A los niños de los diferentes orfanatos se les dio un documento en el que podrían comprar lo que quisieran y el reino respondería por ellos, con tal de no hacerlos sentir menos. Después de todo al rey, se le llamaba la madre de todos lo niños de Arendelle.
Dos sirvientas de alcoba le ayudaron a ponerse su vertido.
Y aunque le costaba admitirlo, Elsa estaba bastante impresionada por los vestidos que le habían sido confeccionados, el de aquel primer día era como si en la tela estuviera hecha de una capa de hielo, brillando con cada uno de sus movimientos. Su cabello fue peinado en un bello moño, y con un poco de maquillaje le hizo resaltar su belleza natural.
- Al rey seguro le encantará verla. - Dijo Gerda entrando a la alcoba.
Las mejillas de Elsa se encendieron con un nada saludable rubor.
La mujer sonrío enternecida. - La está esperando.
La emoción hacia que su corazón latiera desesperado en su pecho, y al verla parada al final del pasillo supo el porque.

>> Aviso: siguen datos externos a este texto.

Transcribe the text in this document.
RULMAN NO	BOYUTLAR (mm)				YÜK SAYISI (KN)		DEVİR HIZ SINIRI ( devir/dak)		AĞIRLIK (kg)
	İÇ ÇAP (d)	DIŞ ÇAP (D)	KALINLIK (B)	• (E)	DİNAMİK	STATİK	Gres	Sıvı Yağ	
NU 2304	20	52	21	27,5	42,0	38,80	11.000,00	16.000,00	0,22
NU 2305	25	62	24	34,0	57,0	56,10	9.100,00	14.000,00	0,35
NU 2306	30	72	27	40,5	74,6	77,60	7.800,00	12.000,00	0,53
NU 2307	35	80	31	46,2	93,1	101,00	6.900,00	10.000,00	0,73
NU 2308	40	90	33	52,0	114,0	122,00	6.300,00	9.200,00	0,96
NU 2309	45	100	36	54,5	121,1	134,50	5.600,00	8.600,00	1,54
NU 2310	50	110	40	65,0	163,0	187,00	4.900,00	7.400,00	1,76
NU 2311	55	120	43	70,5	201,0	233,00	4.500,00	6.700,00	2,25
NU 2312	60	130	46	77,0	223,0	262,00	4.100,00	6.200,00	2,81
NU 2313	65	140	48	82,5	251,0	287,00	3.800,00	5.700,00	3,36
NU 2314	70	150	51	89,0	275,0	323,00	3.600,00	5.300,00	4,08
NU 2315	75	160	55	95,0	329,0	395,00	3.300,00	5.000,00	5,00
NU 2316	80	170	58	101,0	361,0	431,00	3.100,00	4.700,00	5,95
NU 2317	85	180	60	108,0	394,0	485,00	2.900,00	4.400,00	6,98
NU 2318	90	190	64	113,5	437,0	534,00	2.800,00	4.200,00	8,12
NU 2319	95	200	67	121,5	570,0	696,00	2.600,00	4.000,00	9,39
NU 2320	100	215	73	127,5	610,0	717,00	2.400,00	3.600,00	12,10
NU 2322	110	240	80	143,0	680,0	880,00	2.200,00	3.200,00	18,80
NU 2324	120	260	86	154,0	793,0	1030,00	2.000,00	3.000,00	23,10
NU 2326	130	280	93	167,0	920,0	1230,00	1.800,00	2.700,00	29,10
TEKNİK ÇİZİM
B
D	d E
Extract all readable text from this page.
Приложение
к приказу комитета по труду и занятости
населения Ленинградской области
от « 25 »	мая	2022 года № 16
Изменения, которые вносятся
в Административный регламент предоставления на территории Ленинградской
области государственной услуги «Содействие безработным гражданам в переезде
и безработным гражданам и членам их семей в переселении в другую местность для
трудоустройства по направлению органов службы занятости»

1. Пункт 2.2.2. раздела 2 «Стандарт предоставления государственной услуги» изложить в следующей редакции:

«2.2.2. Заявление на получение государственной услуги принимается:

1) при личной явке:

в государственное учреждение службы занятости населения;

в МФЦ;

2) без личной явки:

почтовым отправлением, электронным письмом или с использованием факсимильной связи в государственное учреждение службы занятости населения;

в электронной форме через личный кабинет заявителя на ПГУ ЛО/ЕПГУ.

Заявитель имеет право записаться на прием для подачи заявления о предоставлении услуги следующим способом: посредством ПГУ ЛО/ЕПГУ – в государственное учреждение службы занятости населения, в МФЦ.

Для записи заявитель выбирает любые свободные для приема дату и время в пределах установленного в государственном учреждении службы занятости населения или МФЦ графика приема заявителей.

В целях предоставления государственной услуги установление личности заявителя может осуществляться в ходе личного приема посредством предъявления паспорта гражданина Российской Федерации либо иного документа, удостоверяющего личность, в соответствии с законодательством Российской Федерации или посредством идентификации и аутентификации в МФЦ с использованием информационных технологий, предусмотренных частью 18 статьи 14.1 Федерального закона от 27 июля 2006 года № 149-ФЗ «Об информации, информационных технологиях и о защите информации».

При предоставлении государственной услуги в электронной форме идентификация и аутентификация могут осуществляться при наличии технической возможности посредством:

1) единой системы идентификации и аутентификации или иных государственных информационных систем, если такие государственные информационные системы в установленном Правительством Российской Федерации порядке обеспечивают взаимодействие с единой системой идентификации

El rey de Arendelle iba vertido con un traje militar de color azul marino, una banda de terciopelo bajaba por su hombro derecho cubriendo hasta su codo y su hombro izquierdo era adornado por una charretera dorada, su pecho izquierdo estaba repleto por medallas de oro y plata, de su cintura colgaba una espada de oro en un cinturón blanco acentuando su fina cintura. Con un pantalón blanco que abrazaban aquellas majestuosas piernas como si de una segunda piel se tratase, y por ultimo zapatos negro que parecían brillar con luz propia.
No supo cuánto tiempo ambas admiraron a la otra, pero fue el suficiente para que Kái las buscará.
El brazo del rey fue ofrecido para que Elsa lo tomará, sonriendo con las mejillas sonrosadas. - ¿Vamos?
Las manos de Elsa rodearon el brazo ofrecido, regalándole una sonrisa al rey. - Será un placer.